Should I lock in a CD now or wait? ›

Unlike traditional or high-yield savings accounts, which have variable APYs, most CDs lock your money into a fixed interest rate the day you open the account. That's why if you suspect that interest rates will soon drop, it can be a good idea to put money in a CD to preserve the high APY you would earn.

Are CDs safe if the market crashes? ›

Are CDs safe if the market crashes? Putting your money in a CD doesn't involve putting your money in the stock market. Instead, it's in a financial institution, like a bank or credit union. So, in the event of a market crash, your CD account will not be impacted or lose value.

Can you ever lose money in a CD? ›

Bottom line. Losing money in a CD is highly unlikely. However, it's not impossible. If you're thinking about opening one, read the fine print about early withdrawal penalties, and be sure to compare more flexible options that don't have a maturity date.

Why are CDs a bad investment? ›

CD rates may not be high enough to keep pace with inflation when consumer prices rise. Investing money in the stock market could generate much higher returns than CDs. CDs offer less liquidity than savings accounts, money market accounts, or checking accounts.

Can CDs be inherited? ›

Some CD accounts allow the owner to name a payable-on-death (POD) beneficiary. If the account owner dies, this person will automatically inherit the funds in a CD. These banks may terminate a CD when the account owner dies and allow the POD beneficiary immediate access to these funds.

How much will a $25,000 CD make in a year? ›

That being said, here's what you can expect to earn with varying rates for a 1-year (short-term) CD: 7.00% APY: $1,750 for a total of $26,750 after 12 months. 6.50% APY: $1,625 for a total of $26,125 after 12 months. 5.75% APY: $1,437.50 for a total of $26,437.50 after 12 months.

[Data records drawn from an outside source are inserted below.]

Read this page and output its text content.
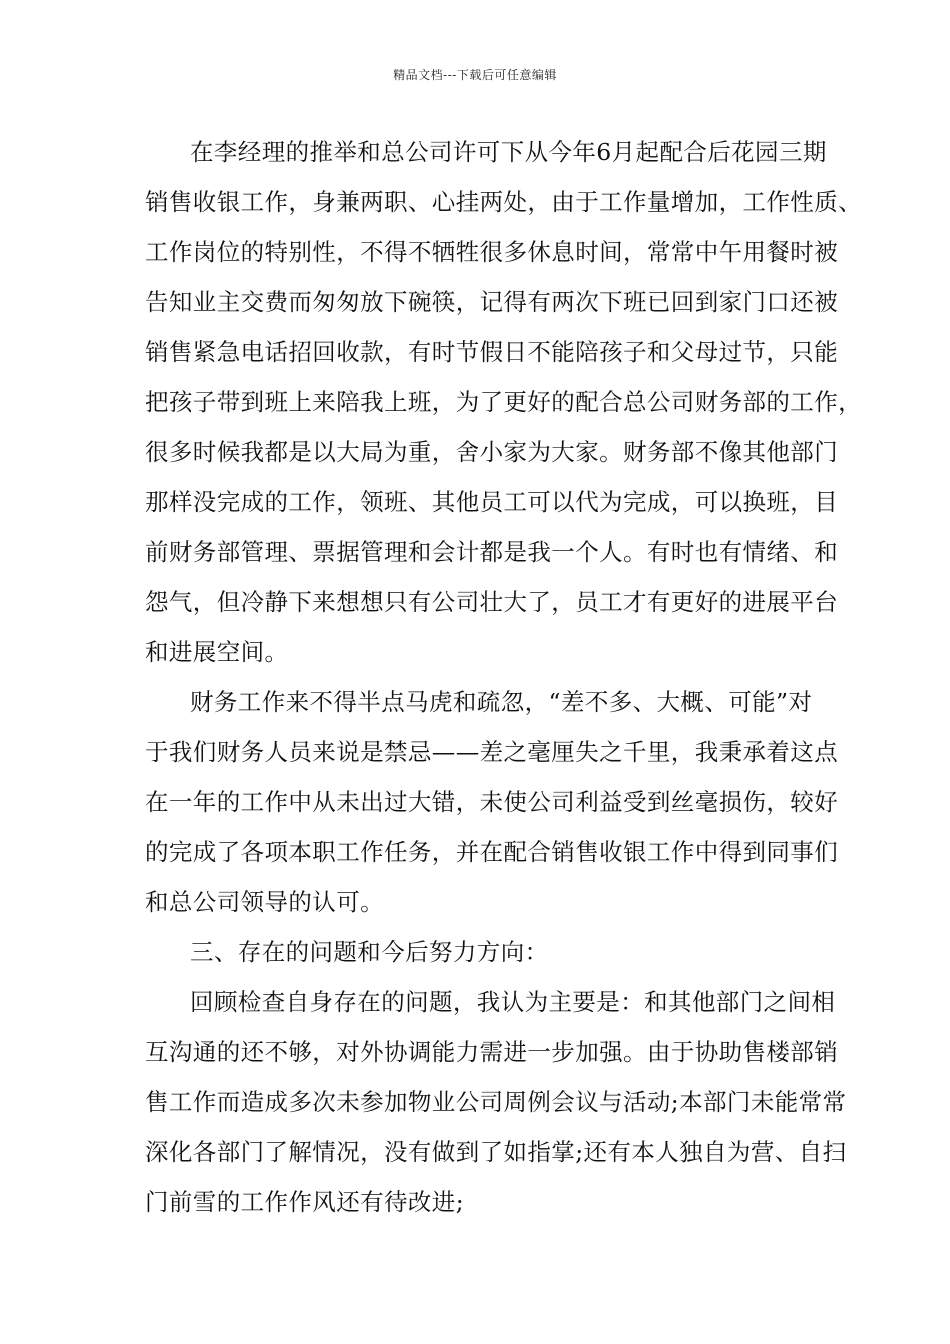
精品文档---下载后可任意编辑
在李经理的推举和总公司许可下从今年6月起配合后花园三期
销售收银工作，身兼两职、心挂两处，由于工作量增加，工作性质、
工作岗位的特别性，不得不牺牲很多休息时间，常常中午用餐时被
告知业主交费而匆匆放下碗筷，记得有两次下班已回到家门口还被
销售紧急电话招回收款，有时节假日不能陪孩子和父母过节，只能
把孩子带到班上来陪我上班，为了更好的配合总公司财务部的工作，
很多时候我都是以大局为重，舍小家为大家。财务部不像其他部门
那样没完成的工作，领班、其他员工可以代为完成，可以换班，目
前财务部管理、票据管理和会计都是我一个人。有时也有情绪、和
怨气，但冷静下来想想只有公司壮大了，员工才有更好的进展平台
和进展空间。
财务工作来不得半点马虎和疏忽，“差不多、大概、可能”对
于我们财务人员来说是禁忌——差之毫厘失之千里，我秉承着这点
在一年的工作中从未出过大错，未使公司利益受到丝毫损伤，较好
的完成了各项本职工作任务，并在配合销售收银工作中得到同事们
和总公司领导的认可。
三、存在的问题和今后努力方向：
回顾检查自身存在的问题，我认为主要是：和其他部门之间相
互沟通的还不够，对外协调能力需进一步加强。由于协助售楼部销
售工作而造成多次未参加物业公司周例会议与活动;本部门未能常常
深化各部门了解情况，没有做到了如指掌;还有本人独自为营、自扫
门前雪的工作作风还有待改进;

What is a good CD rate to invest in? ›

Compare the Best CD Rates
InstitutionRate (APY)Early Withdrawal Penalty
DR Bank5.50%6 months of interest
Vibrant Credit Union5.50%All earned interest
Merrick Bank5.40%3 months of interest
MutualOne Bank5.40%3 months of interest
14 more rows

How much does a 10,000 CD make in a year? ›

Earnings on a $10,000 CD Over Different Terms
Term LengthAverage APYInterest earned on $10,000 at maturity
6 months2.49%$125.15
1 year2.60%$263.12
18 months2.22%$338.29
2 years2.08%$424.40
3 more rows
Jun 4, 2024

What happens if you put $500 in a CD for 5 years? ›

For example, if you deposit $500 in a five-year CD that earns a 5.15% APY, your balance by the end of five years will be $642.71, earning you $142.71 in interest. However, if the interest rate is 3.25%, your earnings will only be $586.71, a difference of $56 in interest earnings.